TR-12-03 North Carolina Floodplan Mapping Program Intermediate Submission Number Three Report on Production Simulations and Statistical Analyses

Brian Blanton (RENCI), Rick Luettich (UNC), Peter Vickery (Applied Research Associates/IntraRisk), Jeff Hanson (US Army Crops of Engineers), Kevin Slover (Dewberry & Davis), Tom Langan (NC Floodplain Mapping Program), Technical Report TR-12-03, North Carolina Floodplan Mapping Program Intermediate Submission Number Three Report on Production Simulations and Statistical Analyses, Renaissance Computing Institute, 2012.

As part of the State of North Carolina Department of Emergency Management Floodplain Modernization Program, a partnership was assembled to develop a state-of-the-art system to compute surge water levels and waves along the North Carolina coastal region waters. Experts in the fields of coastal storm surge, hurricane and extra-tropical winds, wind-driven waves, geospatial information systems (GIS), and high-performance computational systems have worked together in this effort to further advance North Carolina’s leading role in flood analysis and mapping. The Renaissance Computing Institute (RENCI), the Institute of Marine Sciences (IMS), Applied Research Associates, the US Army Corps of Engineers, and Dewberry have worked together to complete the production simulation and statistical analysis phase of the project.

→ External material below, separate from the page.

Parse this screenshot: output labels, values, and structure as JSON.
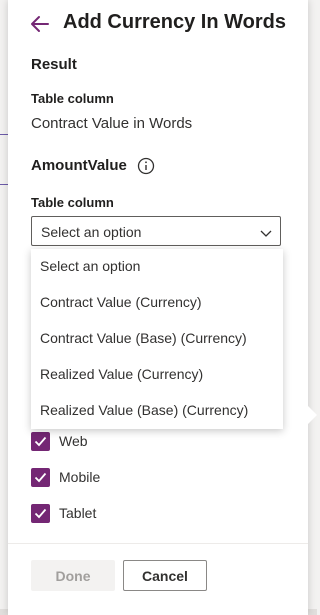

In previous phases of this FEMA Flood Insurance Study (FIS), comprehensive inputs to the overall system have been developed (seamless DEM, high-resolution ADCIRC grid, validation studies, and hurricane climate representation via JPM) and described in previous Submittal documents. Submittal One was approved by FEMA March 23, 2009, Submittal Two received conditional approval from FEMA on November 1, 2010 and final responses to comments on Submittal Two were provided to FEMA on September 8, 2011. In Submittal Three, we describe the various aspects of the production phase of the project, in which the probabilistic hurricanes and historical extratropical storms are used to drive the comprehensive modeling system to determine the surge and wave hazard levels at specified return periods. While this is a computationally intensive process, the bulk of the work leading up to this phase is critical to ensure that this phase is as robust and efficient as possible. The production phase of this project is where prior work comes together into a statistical dataset that will subsequently be used in the mapping phase of the FIS.